Richmond, Virginia-based facial cosmetic surgeon Joseph Niamtu III, DMD, agrees that passion and teamwork are the keys to success for aesthetic surgeons. “They must have a passion for what they do. Their vocation is their avocation, and they must have an exceptional cosmetic team at their office in hot pursuit of excellence,” he says.
Making the Switch
Bonding with patients comes easy for Youssef, who began his medical career as an obstetrician/gynecologist, allowing him access to women during one of the most exciting times of their life—pregnancy. “I really enjoyed working with women and healthy people, but I wanted to use the creative and artistic side of my brain to treat patients who want to change or sculpt parts of their body.”
And while he does do face work, Youssef is still very much a body man. Mommy makeovers, buttock augmentation, breast enhancement, and labiaplasty are among the procedures that he super-specializes in—all of which dovetail rather neatly with his ob-gyn background.
Youssef switched specialties by submitting 200 cases to the American Board of Cosmetic Surgery and sitting for a written exam—the experience route.* Fellowship programs are also available for doctors who want to specialize in cosmetic medicine (see “Raising the Bar”).
“Because of my double certification, I’m able to really know the pelvic anatomy, which is why we are known for labiaplasty and buttock augmentation procedures,” Youssef says. And these down-there procedures have become increasingly popular in recent years. Labiaplasty procedures increased by 44% during 2013, and buttock augmentation procedures increased by 58%, according to statistics compiled by the American Society for Aesthetic Plastic Surgery.
Some industry watchers cite the proliferation of pornography on the Internet as the fuel behind the growing labiaplasty demand, but Youssef credits greater awareness of options as well as a lessening taboo for its rise in popularity.
With many celebs like J Lo, Nicki Minaj, and Kim Kardashian flaunting their larger and more curvaceous backsides, there is no denying the influence of pop culture on buttock augmentation, he says.
Youssef has had growing numbers of women show up with photos of Kim Kardashian and her backside (including the provocative Paper magazine cover photo). There are two main ways of enhancing the buttock region: fat grafting or implants. “If someone wants a moderate change, I recommend one to two sessions of fat grafting,” he says. “Implants have more risks, and the buttock area is one of my least favorite places to place an incision.”
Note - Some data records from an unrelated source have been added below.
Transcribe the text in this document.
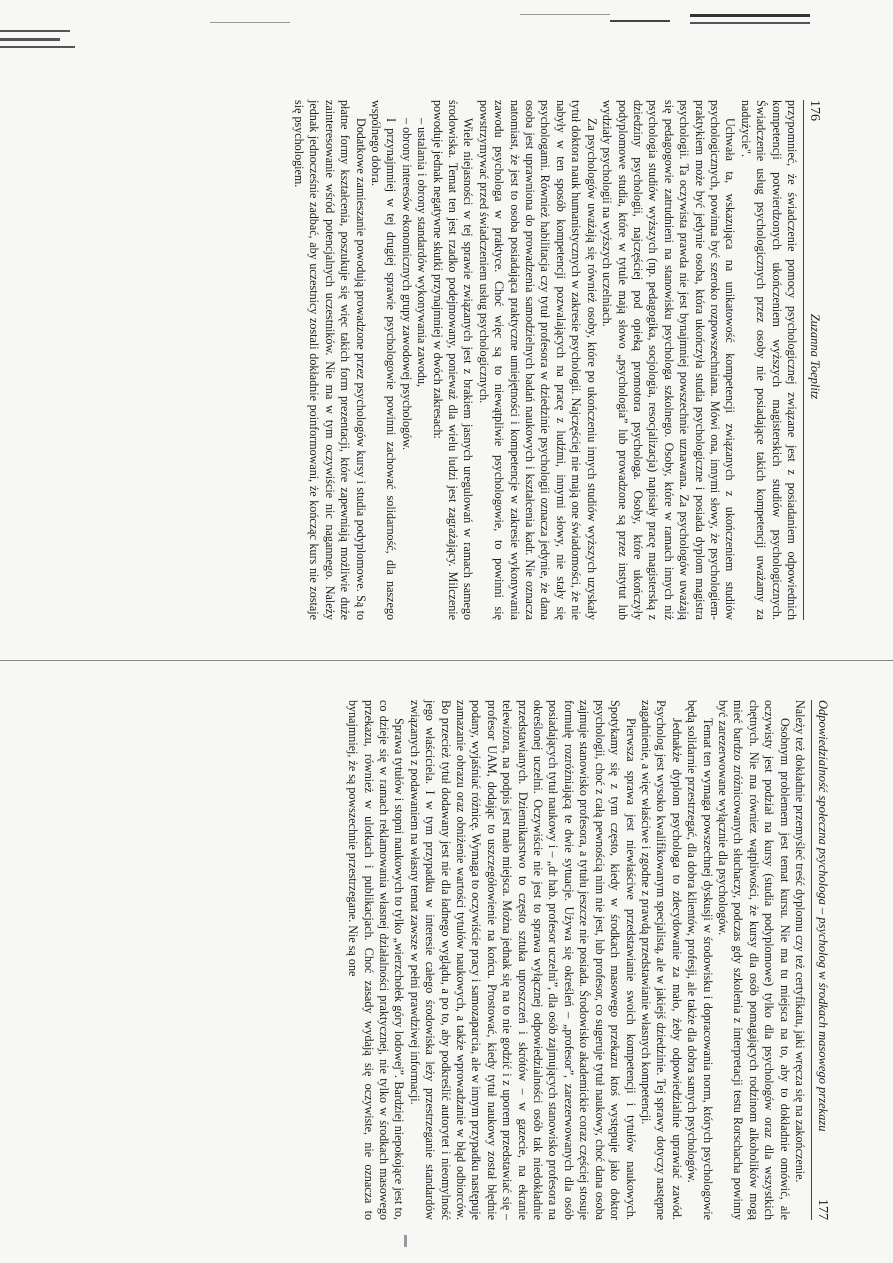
176
Zuzanna Toeplitz

przypomnieć, że świadczenie pomocy psychologicznej związane jest z posiadaniem odpowiednich kompetencji potwierdzonych ukończeniem wyższych magisterskich studiów psychologicznych. Świadczenie usług psychologicznych przez osoby nie posiadające takich kompetencji uważamy za nadużycie".

Uchwała ta, wskazująca na unikatowość kompetencji związanych z ukończeniem studiów psychologicznych, powinna być szeroko rozpowszechniana. Mówi ona, innymi słowy, że psychologiem-praktykiem może być jedynie osoba, która ukończyła studia psychologiczne i posiada dyplom magistra psychologii. Ta oczywista prawda nie jest bynajmniej powszechnie uznawana. Za psychologów uważają się pedagogowie zatrudnieni na stanowisku psychologa szkolnego. Osoby, które w ramach innych niż psychologia studiów wyższych (np. pedagogika, socjologia, resocjalizacja) napisały pracę magisterską z dziedziny psychologii, najczęściej pod opieką promotora psychologa. Osoby, które ukończyły podyplomowe studia, które w tytule mają słowo „psychologia” lub prowadzone są przez instytut lub wydziały psychologii na wyższych uczelniach.

Za psychologów uważają się również osoby, które po ukończeniu innych studiów wyższych uzyskały tytuł doktora nauk humanistycznych w zakresie psychologii. Najczęściej nie mają one świadomości, że nie nabyły w ten sposób kompetencji pozwalających na pracę z ludźmi, innymi słowy, nie stały się psychologami. Również habilitacja czy tytuł profesora w dziedzinie psychologii oznacza jedynie, że dana osoba jest uprawniona do prowadzenia samodzielnych badań naukowych i kształcenia kadr. Nie oznacza natomiast, że jest to osoba posiadająca praktyczne umiejętności i kompetencje w zakresie wykonywania zawodu psychologa w praktyce. Choć więc są to niewątpliwie psychologowie, to powinni się powstrzymywać przed świadczeniem usług psychologicznych.

Wiele niejasności w tej sprawie związanych jest z brakiem jasnych uregulowań w ramach samego środowiska. Temat ten jest rzadko podejmowany, ponieważ dla wielu ludzi jest zagrażający. Milczenie powoduje jednak negatywne skutki przynajmniej w dwóch zakresach:

– ustalania i obrony standardów wykonywania zawodu,

– obrony interesów ekonomicznych grupy zawodowej psychologów.

I przynajmniej w tej drugiej sprawie psychologowie powinni zachować solidarność, dla naszego wspólnego dobra.

Dodatkowe zamieszanie powodują prowadzone przez psychologów kursy i studia podyplomowe. Są to płatne formy kształcenia, poszukuje się więc takich form prezentacji, które zapewniają możliwie duże zainteresowanie wśród potencjalnych uczestników. Nie ma w tym oczywiście nic nagannego. Należy jednak jednocześnie zadbać, aby uczestnicy zostali dokładnie poinformowani, że kończąc kurs nie zostaje się psychologiem.

Odpowiedzialność społeczna psychologa – psycholog w środkach masowego przekazu
177

Należy też dokładnie przemyśleć treść dyplomu czy też certyfikatu, jaki wręcza się na zakończenie.

Osobnym problemem jest temat kursu. Nie ma tu miejsca na to, aby to dokładnie omówić, ale oczywisty jest podział na kursy (studia podyplomowe) tylko dla psychologów oraz dla wszystkich chętnych. Nie ma równiez wątpliwości, że kursy dla osób pomagających rodzinom alkoholików mogą mieć bardzo zróżnicowanych słuchaczy, podczas gdy szkolenia z interpretacji testu Rorschacha powinny być zarezerwowane wyłącznie dla psychologów.

Temat ten wymaga powszechnej dyskusji w środowisku i dopracowania norm, których psychologowie będą solidarnie przestrzegać, dla dobra klientów, profesji, ale także dla dobra samych psychologów.

Jednakże dyplom psychologa to zdecydowanie za mało, żeby odpowiedzialnie uprawiać zawód. Psycholog jest wysoko kwalifikowanym specjalistą, ale w jakiejś dziedzinie. Tej sprawy dotyczy następne zagadnienie, a więc właściwe i zgodne z prawdą przedstawianie własnych kompetencji.

Pierwsza sprawa jest niewłaściwe przedstawianie swoich kompetencji i tytułów naukowych. Spotykamy się z tym często, kiedy w środkach masowego przekazu ktoś występuje jako doktor psychologii, choć z całą pewnością nim nie jest, lub profesor, co sugeruje tytuł naukowy, choć dana osoba zajmuje stanowisko profesora, a tytułu jeszcze nie posiada. Środowisko akademickie coraz częściej stosuje formułę rozróżniającą te dwie sytuacje. Używa się określeń – „profesor”, zarezerwowanych dla osób posiadających tytuł naukowy i – „dr hab. profesor uczelni”, dla osób zajmujących stanowisko profesora na określonej uczelni. Oczywiście nie jest to sprawa wyłącznej odpowiedzialności osób tak niedokładnie przedstawianych. Dziennikarstwo to często sztuka uproszczeń i skrótów – w gazecie, na ekranie telewizora, na podpis jest mało miejsca. Można jednak się na to nie godzić i z uporem przedstawiać się – profesor UAM, dodając to uszczegółowienie na końcu. Prostować, kiedy tytuł naukowy został błędnie podany, wyjaśniać różnicę. Wymaga to oczywiście pracy i samozaparcia, ale w innym przypadku następuje zamazanie obrazu oraz obniżenie wartości tytułów naukowych, a także wprowadzanie w błąd odbiorców. Bo przecież tytuł dodawany jest nie dla ładnego wyglądu, a po to, aby podkreślić autorytet i nieomylność jego właściciela. I w tym przypadku w interesie całego środowiska leży przestrzeganie standardów związanych z podawaniem na własny temat zawsze w pełni prawdziwej informacji.

Sprawa tytułów i stopni naukowych to tylko „wierzchołek góry lodowej”. Bardziej niepokojące jest to, co dzieje się w ramach reklamowania własnej działalności praktycznej, nie tylko w środkach masowego przekazu, również w ulotkach i publikacjach. Choć zasady wydają się oczywiste, nie oznacza to bynajmniej, że są powszechnie przestrzegane. Nie są one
Given the demographics of his patient population, Youssef also sees his share of patients who have unrealistic expectations or desires—many of which are driven by Hollywood’s perception of perfection. “There are women who are 6 feet tall and weigh 98 pounds, and think they are fat because they have body dysmorphic disorder,” he says.
These patients are typically looking for an external fix for an internal problem. “Even if you do liposuction and they are slightly thinner, they will still feel fat and never be happy because their problem is psychological. This will end up creating animosity in the doctor-patient relationship.
He often says no to such prospective patients. “I say, ‘I’m sorry; I don’t feel comfortable doing that,’ and sometimes they get upset.”
Will there always be another cosmetic surgeon who is willing to take these patients on? Absolutely, he says. “At least I can sleep at night.”
And this integrity is yet another quality that sets Youssef apart from those who plan to dabble in aesthetics.